It's bad anyway. These people burnout and start making dumb moves to bail out sooner.
Actual craft tasks like writing code tho? Definitely a recipe for burnout and shittier output, yep.
As a coder, you can accommodate downtimes on that schedule. You also see the result of your work (even code compiling is a dopamine hit). None of that exists if you’re meeting customers and investors - you’re playing the odds all day long and have to be 100% on all the time.
A ceo trades time and peace for money, and that is arguably difficult in it's own ways. But that doesn't make it work in the same way that what you and I do is work. These people do not work a 100 hours a week. They live charmed lives that also happen to often be exhausting.
But it is the reality the collective chose. I fully expect things to get worse before they get better.
In a sense this isn't even materialist: you are chasing numbers in an account for their own sake. A materialist wants things, and might sacrifice everything else to get them, but doesn't want to do the work for its own sake.
Ultimately this is feeding the ego, the least material thing of all. And I can't actually fault people for that; in the end what else do we have? But even an egotist needs to be able to ask themselves, "am I in fact feeling what I want to feel, or have I missed myself?"

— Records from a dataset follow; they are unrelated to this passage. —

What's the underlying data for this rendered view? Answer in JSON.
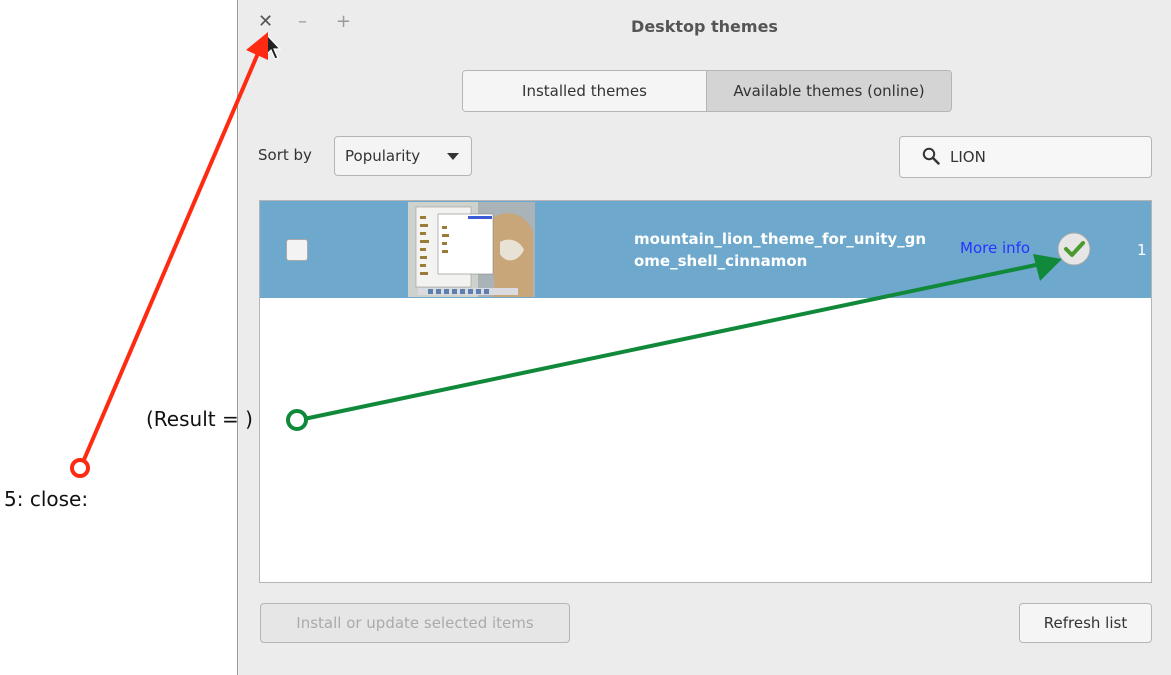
{
  "window": {
    "title": "Desktop themes",
    "close_glyph": "✕",
    "minimize_glyph": "–",
    "maximize_glyph": "+"
  },
  "tabs": [
    {
      "label": "Installed themes",
      "selected": false
    },
    {
      "label": "Available themes (online)",
      "selected": true
    }
  ],
  "sort": {
    "label": "Sort by",
    "value": "Popularity"
  },
  "search": {
    "value": "LION",
    "icon": "search-icon"
  },
  "themes": [
    {
      "name": "mountain_lion_theme_for_unity_gnome_shell_cinnamon",
      "more_info": "More info",
      "installed_icon": "checkmark-icon",
      "count": "1",
      "checked": false
    }
  ],
  "buttons": {
    "install": "Install or update selected items",
    "refresh": "Refresh list"
  },
  "annotations": {
    "close_step": "5: close:",
    "result": "(Result = )"
  },
  "colors": {
    "selection": "#6ea8cd",
    "annotation_red": "#ff2a12",
    "annotation_green": "#11893a"
  }
}
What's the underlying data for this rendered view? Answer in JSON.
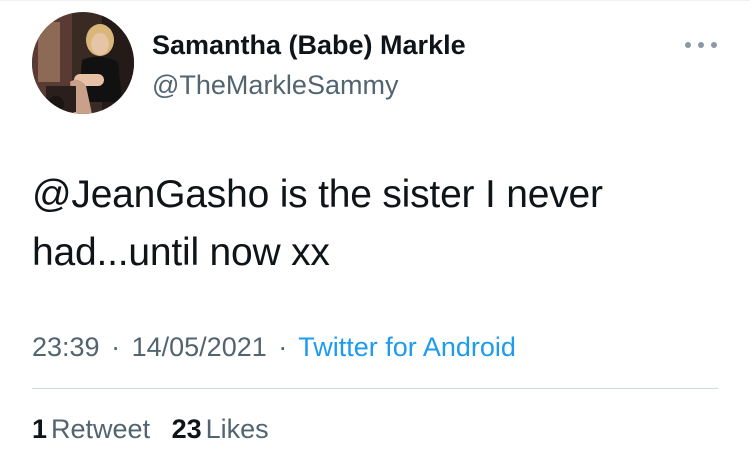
{
  "author": {
    "display_name": "Samantha (Babe) Markle",
    "handle": "@TheMarkleSammy"
  },
  "tweet": {
    "mention": "@JeanGasho",
    "text_line1_rest": " is the sister I never",
    "text_line2": "had...until now xx"
  },
  "meta": {
    "time": "23:39",
    "separator1": "·",
    "date": "14/05/2021",
    "separator2": "·",
    "source": "Twitter for Android"
  },
  "stats": {
    "retweets_count": "1",
    "retweets_label": "Retweet",
    "likes_count": "23",
    "likes_label": "Likes"
  },
  "icons": {
    "more": "more-horizontal-icon",
    "avatar": "profile-photo"
  },
  "colors": {
    "text_primary": "#0f1419",
    "text_secondary": "#536471",
    "link": "#1d9bf0",
    "divider": "#cfd9de"
  }
}
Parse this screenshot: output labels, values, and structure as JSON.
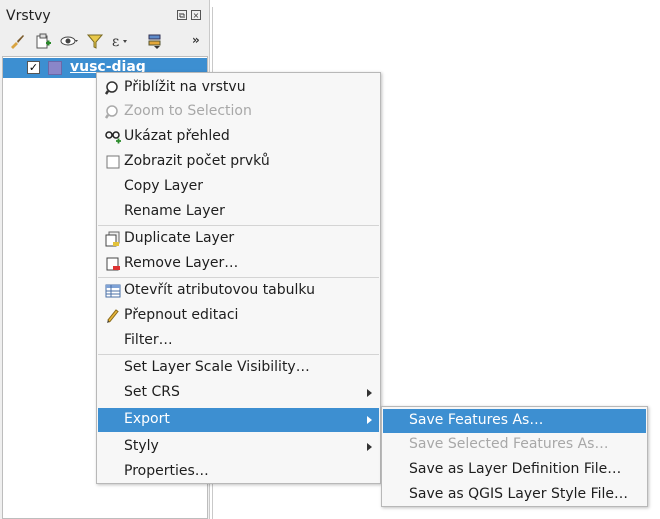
{
  "panel": {
    "title": "Vrstvy",
    "float_btn": "⧉",
    "close_btn": "×",
    "more_btn": "»"
  },
  "layer": {
    "name": "vusc-diag",
    "checked": "✓",
    "color": "#8a86c8"
  },
  "context_menu": {
    "items": [
      {
        "label": "Přiblížit na vrstvu",
        "icon": "zoom-icon",
        "enabled": true
      },
      {
        "label": "Zoom to Selection",
        "icon": "zoom-icon",
        "enabled": false
      },
      {
        "label": "Ukázat přehled",
        "icon": "glasses-plus-icon",
        "enabled": true
      },
      {
        "label": "Zobrazit počet prvků",
        "icon": "checkbox-icon",
        "enabled": true
      },
      {
        "label": "Copy Layer",
        "enabled": true
      },
      {
        "label": "Rename Layer",
        "enabled": true
      },
      {
        "label": "Duplicate Layer",
        "icon": "duplicate-layer-icon",
        "enabled": true
      },
      {
        "label": "Remove Layer…",
        "icon": "remove-layer-icon",
        "enabled": true
      },
      {
        "label": "Otevřít atributovou tabulku",
        "icon": "table-icon",
        "enabled": true
      },
      {
        "label": "Přepnout editaci",
        "icon": "pencil-icon",
        "enabled": true
      },
      {
        "label": "Filter…",
        "enabled": true
      },
      {
        "label": "Set Layer Scale Visibility…",
        "enabled": true
      },
      {
        "label": "Set CRS",
        "enabled": true,
        "submenu": true
      },
      {
        "label": "Export",
        "enabled": true,
        "submenu": true,
        "active": true
      },
      {
        "label": "Styly",
        "enabled": true,
        "submenu": true
      },
      {
        "label": "Properties…",
        "enabled": true
      }
    ]
  },
  "export_submenu": {
    "items": [
      {
        "label": "Save Features As…",
        "enabled": true,
        "active": true
      },
      {
        "label": "Save Selected Features As…",
        "enabled": false
      },
      {
        "label": "Save as Layer Definition File…",
        "enabled": true
      },
      {
        "label": "Save as QGIS Layer Style File…",
        "enabled": true
      }
    ]
  },
  "colors": {
    "highlight": "#3d8fd1",
    "menu_bg": "#f7f7f7",
    "panel_bg": "#efefef",
    "disabled_text": "#a8a8a8"
  }
}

There are certainly those who want the ego rush of feeling like they've worked as hard as they possibly can and taken every chance to show off their skill. But we've fetishized them, and even if they are happy, it often won't achieve the same for us.
Working a substantive job contributing positively to the work is among the most important and fulfilling things one can do with their life, alongside raising a family
This was never literally practiced.
But excessive hours were the norm. And I loved it. It helped me launch into a successful career.
But it hurt my relationship with my partner (now wife), and it burned me out.
I miss those days, but I don’t miss what they did to my health.
I've done the 36-hour straight work grinds, and working from 10 pm to 6 am for multiple days a week. However, I'm tired of doing that, and I've experienced enough burnout already. I'm also not okay with doing highly skilled work for more than 40 hours a week for pay that is almost demeaning—in the range of 35-45k a year. I'm more okay with it at a startup because at least the pay isn't THAT bad at more established ones with multiple rounds of funding. Just like the author, I have people in my life I'd rather devote time to because they bring be happiness. I'd like to have the savings to do practical and important things, such as do on vacation (which I find immensely good for my mental health), buy things for my other hobbies, and buy a house and have enough money to raise kids.
At least in Switzerland, I've heard your coworkers look down on your for NOT taking breaks and leaving at 5. The stipends are a bit nicer. Maybe it's worth it there. Maybe it's worth it anyway because the lack of CS jobs now will translate to requiring a PhD in the future. Maybe I should go through the extended hazing ritual known as a PhD because a startup's work won't be as technically rewarding as a PhD (the only person I know who wanted to do a PhD is now at a startup).
I still don't think the way we want people to work like this is okay. Sometimes I am a 996, but I sure don't want to be one when I need an extrinsic voice screaming into my ear to keep going because I'm not allowed to take a break.
There are several European countries offering PhD programs for Non-Europeans and I bet there will be more soon, seeing as the US is somewhat problematic with science currently.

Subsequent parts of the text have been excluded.